Cuban cigars are famed throughout the world as being of the highest quality. Although the large conglomerates like Imperial Tobacco and Phillip Morris would swallow up the production volumes with hardly a ripple on their balance sheets, we would be on the lookout for new enterprises willing to import Cuban cigars to niche markets in the USA.

A final play to consider would be mutual funds. Herzfeld Caribbean, a fund with the evocative ticker of CUBA, has enjoyed a fine week, with volumes 40 times average and a 30% spike in its price. The company has investment in Cuban exposed companies that would benefit from expansion under the current and more liberal governments, to quote their spokesman. On August 1st, it traded at a 5.44% premium to net asset value, and its five largest shareholdings included Florida East Coast Industries (FLA), Watsco Inc. (WSO) and Consolidated Water (CWCO), Florida Rock Industries (FRK) and Seaboard Corporation (SEB).
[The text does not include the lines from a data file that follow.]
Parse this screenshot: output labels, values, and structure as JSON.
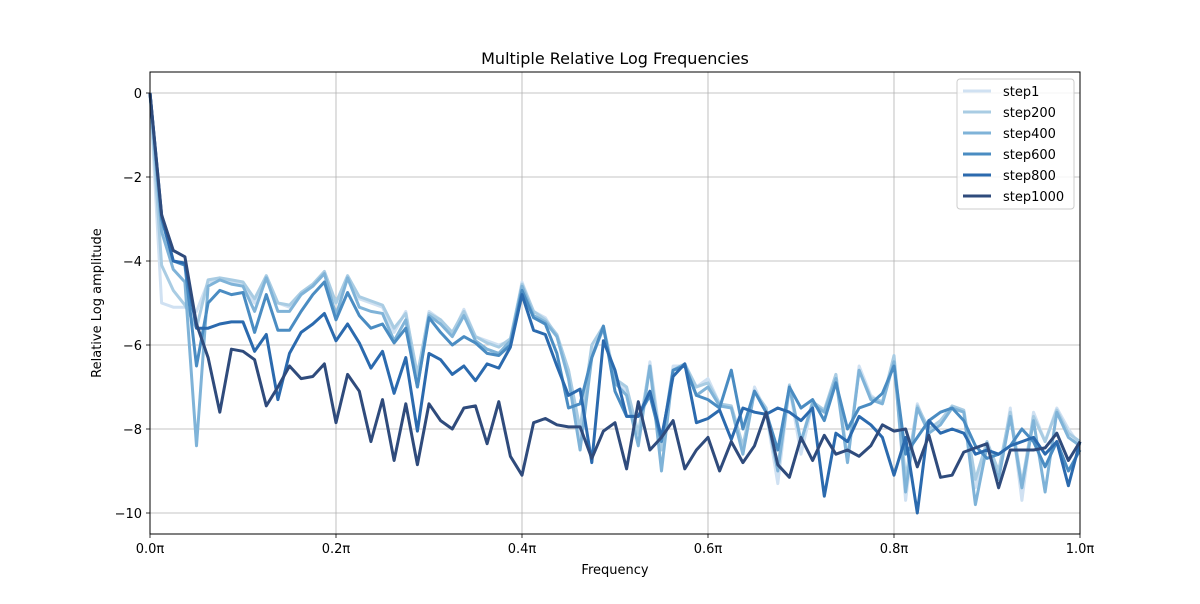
{
  "chart_data": {
    "type": "line",
    "title": "Multiple Relative Log Frequencies",
    "xlabel": "Frequency",
    "ylabel": "Relative Log amplitude",
    "xlim": [
      0,
      1
    ],
    "ylim": [
      -10.5,
      0.5
    ],
    "x_ticks": [
      0,
      0.2,
      0.4,
      0.6,
      0.8,
      1.0
    ],
    "x_tick_labels": [
      "0.0π",
      "0.2π",
      "0.4π",
      "0.6π",
      "0.8π",
      "1.0π"
    ],
    "y_ticks": [
      0,
      -2,
      -4,
      -6,
      -8,
      -10
    ],
    "y_tick_labels": [
      "0",
      "−2",
      "−4",
      "−6",
      "−8",
      "−10"
    ],
    "grid": true,
    "legend_position": "upper-right",
    "x": [
      0.0,
      0.0125,
      0.025,
      0.0375,
      0.05,
      0.0625,
      0.075,
      0.0875,
      0.1,
      0.1125,
      0.125,
      0.1375,
      0.15,
      0.1625,
      0.175,
      0.1875,
      0.2,
      0.2125,
      0.225,
      0.2375,
      0.25,
      0.2625,
      0.275,
      0.2875,
      0.3,
      0.3125,
      0.325,
      0.3375,
      0.35,
      0.3625,
      0.375,
      0.3875,
      0.4,
      0.4125,
      0.425,
      0.4375,
      0.45,
      0.4625,
      0.475,
      0.4875,
      0.5,
      0.5125,
      0.525,
      0.5375,
      0.55,
      0.5625,
      0.575,
      0.5875,
      0.6,
      0.6125,
      0.625,
      0.6375,
      0.65,
      0.6625,
      0.675,
      0.6875,
      0.7,
      0.7125,
      0.725,
      0.7375,
      0.75,
      0.7625,
      0.775,
      0.7875,
      0.8,
      0.8125,
      0.825,
      0.8375,
      0.85,
      0.8625,
      0.875,
      0.8875,
      0.9,
      0.9125,
      0.925,
      0.9375,
      0.95,
      0.9625,
      0.975,
      0.9875,
      1.0
    ],
    "series": [
      {
        "name": "step1",
        "color": "#d0e1f2",
        "values": [
          0,
          -5.0,
          -5.1,
          -5.1,
          -5.2,
          -4.5,
          -4.45,
          -4.5,
          -4.55,
          -5.0,
          -4.35,
          -5.0,
          -5.1,
          -4.8,
          -4.6,
          -4.25,
          -5.0,
          -4.35,
          -4.9,
          -5.0,
          -5.1,
          -5.7,
          -5.2,
          -6.8,
          -5.2,
          -5.4,
          -5.75,
          -5.15,
          -5.8,
          -5.9,
          -6.0,
          -5.9,
          -4.5,
          -5.2,
          -5.35,
          -5.8,
          -6.6,
          -8.3,
          -6.2,
          -5.6,
          -6.8,
          -7.1,
          -8.3,
          -6.4,
          -8.4,
          -6.5,
          -6.5,
          -7.0,
          -6.8,
          -7.4,
          -7.5,
          -8.5,
          -7.0,
          -7.6,
          -9.3,
          -7.0,
          -8.6,
          -7.4,
          -7.6,
          -6.7,
          -8.8,
          -6.5,
          -7.2,
          -7.4,
          -6.3,
          -9.7,
          -7.4,
          -8.1,
          -7.8,
          -7.5,
          -7.6,
          -9.4,
          -8.3,
          -9.2,
          -7.5,
          -9.7,
          -7.6,
          -8.3,
          -7.5,
          -8.0,
          -8.4
        ]
      },
      {
        "name": "step200",
        "color": "#a9cce3",
        "values": [
          0,
          -4.1,
          -4.7,
          -5.05,
          -5.6,
          -4.45,
          -4.4,
          -4.45,
          -4.5,
          -4.9,
          -4.35,
          -5.0,
          -5.05,
          -4.75,
          -4.55,
          -4.25,
          -5.0,
          -4.35,
          -4.85,
          -4.95,
          -5.05,
          -5.6,
          -5.25,
          -6.7,
          -5.25,
          -5.4,
          -5.7,
          -5.2,
          -5.8,
          -5.95,
          -6.05,
          -5.85,
          -4.55,
          -5.2,
          -5.4,
          -5.75,
          -6.6,
          -8.0,
          -6.0,
          -5.55,
          -6.8,
          -7.0,
          -8.1,
          -6.5,
          -8.5,
          -6.6,
          -6.45,
          -7.0,
          -6.9,
          -7.4,
          -7.45,
          -8.4,
          -7.1,
          -7.5,
          -8.9,
          -6.95,
          -8.3,
          -7.35,
          -7.55,
          -6.7,
          -8.7,
          -6.6,
          -7.25,
          -7.35,
          -6.25,
          -9.2,
          -7.45,
          -8.0,
          -7.8,
          -7.45,
          -7.55,
          -9.2,
          -8.3,
          -9.0,
          -7.6,
          -9.3,
          -7.7,
          -8.3,
          -7.55,
          -8.1,
          -8.3
        ]
      },
      {
        "name": "step400",
        "color": "#7fb3d8",
        "values": [
          0,
          -3.3,
          -4.2,
          -4.5,
          -8.4,
          -4.6,
          -4.45,
          -4.55,
          -4.6,
          -5.2,
          -4.4,
          -5.2,
          -5.2,
          -4.8,
          -4.6,
          -4.3,
          -5.3,
          -4.4,
          -5.1,
          -5.2,
          -5.25,
          -5.9,
          -5.4,
          -7.0,
          -5.3,
          -5.5,
          -5.8,
          -5.3,
          -5.9,
          -6.1,
          -6.2,
          -5.9,
          -4.6,
          -5.3,
          -5.45,
          -5.8,
          -6.8,
          -8.5,
          -6.3,
          -5.6,
          -6.9,
          -7.2,
          -8.4,
          -6.5,
          -9.0,
          -6.6,
          -6.45,
          -7.2,
          -7.0,
          -7.45,
          -7.5,
          -8.6,
          -7.1,
          -7.6,
          -9.0,
          -7.0,
          -8.3,
          -7.4,
          -7.6,
          -6.8,
          -8.8,
          -6.6,
          -7.3,
          -7.4,
          -6.4,
          -9.5,
          -7.5,
          -8.1,
          -7.9,
          -7.5,
          -7.6,
          -9.8,
          -8.4,
          -9.2,
          -7.7,
          -9.4,
          -7.8,
          -9.5,
          -7.6,
          -8.2,
          -8.4
        ]
      },
      {
        "name": "step600",
        "color": "#4a8cc2",
        "values": [
          0,
          -3.0,
          -4.0,
          -4.1,
          -6.5,
          -5.0,
          -4.7,
          -4.8,
          -4.75,
          -5.7,
          -4.8,
          -5.65,
          -5.65,
          -5.2,
          -4.8,
          -4.5,
          -5.4,
          -4.75,
          -5.3,
          -5.6,
          -5.5,
          -5.95,
          -5.6,
          -7.0,
          -5.35,
          -5.7,
          -6.0,
          -5.8,
          -5.95,
          -6.2,
          -6.25,
          -6.0,
          -4.7,
          -5.35,
          -5.5,
          -6.2,
          -7.5,
          -7.4,
          -6.3,
          -5.55,
          -7.1,
          -7.7,
          -7.7,
          -7.2,
          -8.3,
          -6.6,
          -6.5,
          -7.2,
          -7.3,
          -7.5,
          -6.6,
          -8.0,
          -7.1,
          -7.6,
          -8.5,
          -7.0,
          -7.5,
          -7.3,
          -7.8,
          -6.9,
          -8.0,
          -7.5,
          -7.4,
          -7.15,
          -6.5,
          -8.6,
          -8.2,
          -7.8,
          -7.6,
          -7.5,
          -7.8,
          -8.4,
          -8.7,
          -8.6,
          -8.4,
          -8.0,
          -8.3,
          -8.9,
          -8.3,
          -9.0,
          -8.5
        ]
      },
      {
        "name": "step800",
        "color": "#2b6aae",
        "values": [
          0,
          -2.9,
          -4.0,
          -4.05,
          -5.6,
          -5.6,
          -5.5,
          -5.45,
          -5.45,
          -6.15,
          -5.75,
          -7.3,
          -6.2,
          -5.7,
          -5.5,
          -5.25,
          -5.9,
          -5.5,
          -5.95,
          -6.55,
          -6.15,
          -7.15,
          -6.3,
          -8.05,
          -6.2,
          -6.35,
          -6.7,
          -6.5,
          -6.85,
          -6.45,
          -6.55,
          -6.05,
          -4.8,
          -5.65,
          -5.75,
          -6.5,
          -7.2,
          -7.05,
          -8.8,
          -5.9,
          -6.6,
          -7.7,
          -7.7,
          -7.1,
          -8.2,
          -6.75,
          -6.45,
          -7.85,
          -7.75,
          -7.55,
          -8.25,
          -7.5,
          -7.6,
          -7.65,
          -7.5,
          -7.6,
          -7.8,
          -7.5,
          -9.6,
          -8.1,
          -8.3,
          -7.7,
          -7.9,
          -8.2,
          -9.1,
          -8.2,
          -10.0,
          -7.8,
          -8.1,
          -8.0,
          -8.1,
          -8.6,
          -8.5,
          -8.6,
          -8.4,
          -8.3,
          -8.2,
          -8.6,
          -8.3,
          -9.35,
          -8.3
        ]
      },
      {
        "name": "step1000",
        "color": "#2f4b7c",
        "values": [
          0,
          -2.9,
          -3.75,
          -3.9,
          -5.5,
          -6.3,
          -7.6,
          -6.1,
          -6.15,
          -6.35,
          -7.45,
          -7.0,
          -6.5,
          -6.8,
          -6.75,
          -6.45,
          -7.85,
          -6.7,
          -7.1,
          -8.3,
          -7.3,
          -8.75,
          -7.4,
          -8.85,
          -7.4,
          -7.8,
          -8.0,
          -7.5,
          -7.45,
          -8.35,
          -7.35,
          -8.65,
          -9.1,
          -7.85,
          -7.75,
          -7.9,
          -7.95,
          -7.95,
          -8.7,
          -8.05,
          -7.85,
          -8.95,
          -7.35,
          -8.5,
          -8.2,
          -7.8,
          -8.95,
          -8.5,
          -8.2,
          -9.0,
          -8.3,
          -8.8,
          -8.4,
          -7.6,
          -8.85,
          -9.15,
          -8.2,
          -8.75,
          -8.15,
          -8.6,
          -8.5,
          -8.65,
          -8.4,
          -7.9,
          -8.05,
          -8.0,
          -8.9,
          -8.15,
          -9.15,
          -9.1,
          -8.55,
          -8.45,
          -8.35,
          -9.4,
          -8.5,
          -8.5,
          -8.5,
          -8.45,
          -8.1,
          -8.75,
          -8.3
        ]
      }
    ]
  }
}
All this said, the present socialist government in Cuba is not yet out of power and the gold rush longed for by many Cuban-Americans and others may not arrive as quickly as expected. It's also worth noting that Raul Castro, as the head of the Cuban military, will continue to benefit from the loyalty of these forces. However there would be little chance of seeing Cuban soldiers shooting at Cuban civilians live on CNN as the socialist government in Cuba has consistently been sympathetic to the views of the populace. As a result this support is more likely to be institutional in nature. If there is any groundswell of opinion from the street level in a post-Fidel scenario, Raul is not likely to oppose it. Although believed to be more pragmatic than his older brother, he does lack his political legitimacy and charisma, and no doubt recognizes the "revolution" is in for tough days ahead. Therefore he will seek to draw upon his base in the military to make the adjustments necessary to ensure survival.

In conclusion, we see plenty of opportunity to benefit from any change to the current government regime in Cuba. However, one should take into account that political changes are often painful experiences (we are reminded of the Former Soviet states). Buying into any fly-by-night stock may soon end in tears, but there is undoubtedly chance for the wise investor to get in early to one of the most promising areas of potential macroeconomic expansion on the planet.